Original and deconvoluted FTIR spectra of Tom40, TOM core complex, and mitochondrial porin. The spectra of Tom40 (A), TOM core complex (C), and porin (E) were recorded on thin films on Ge crystals applying the ATR approach. After the end of measurements, the films were exposed to D₂O-saturated nitrogen gas for 120 min, and spectra of deuterated protein were recorded (B, D, and F) in order to separate contributions of α-helix from random coil components. Spectral bands assigned to α-helix structure are centered at ∼1,650 cm⁻¹, random components at 1,645–1,640 cm⁻¹, and β-sheet at 1,630–1,625 cm⁻¹. The shoulder at 1,695 cm⁻¹ indicates antiparallel β-sheet with particularly short turns. For all spectra, the baseline and residual water vapor components were subtracted if necessary.

Figure 5

Single-channel recording of isolated Tom40. (A) Purified Tom40 (∼4 μg/ml final protein concentration) was added to both sides of a black lipid membrane formed by diphytanoyl phosphatidyl choline/n-decane/butanol, and single channel conductances were measured in the presence of a membrane potential of +20 mV. (B) Histogram of channel conductances. P(G) is the probability that a given conductance increment G is observed. A total of n = 114 conductance increments were analyzed. The aqueous phase contained 1 M KCl, 5 mM Hepes, pH 7.0.

Figure 6

Properties of single channels of Tom40 and purified TOM core complex. Samples of current traces of channels of TOM core complex (A) and purified Tom40 (B).

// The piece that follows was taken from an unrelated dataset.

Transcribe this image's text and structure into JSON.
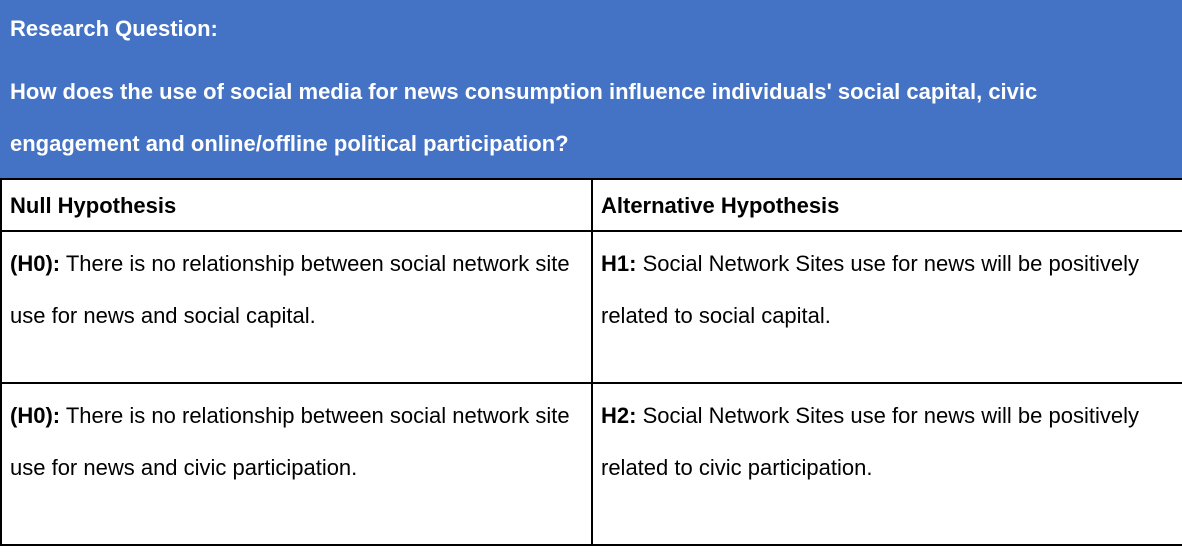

Currents were recorded after voltage jumps from 0 mV to the voltages indicated on the left of the traces. The main conductance levels are indicated on the right of the traces recorded at +80 and −80 mV. (C) Blockade of a channel from purified Tom40 by a mitochondrial presequence peptide. Currents were recorded after voltage jumps from 0 mV to the voltages indicated on the left of the traces. Left, control, before peptide addition; middle, after addition to the cis (cytosolic) side of a peptide corresponding to the first 32 residues of yeast pF₁β (final concentration 0.5 μM); right, after further addition of the same peptide to the trans (intermembrane space) side (final concentration 1 μM). The orientation of the channels in the bilayer was determined from the polarity of the membrane potential at which the characteristic flicker occurred (Künkele et al. 1998b). (D) Properties of nontypical channels formed by purified Tom40. Samples of current traces recorded after voltage jumps from 0 mV to the voltages indicated on the left of the traces. The first type (right) is voltage dependent and exhibits rectification. The second type (right) does not rectify and is not voltage dependent. Both types are devoid of the characteristic flicker. The dashed lines represent the 0 pA levels. For all records, the cis and trans compartments contained 150 mM KCl, 10 mM Hepes, pH 7.0. Data were sampled at 400 Hz and filtered at 200 Hz.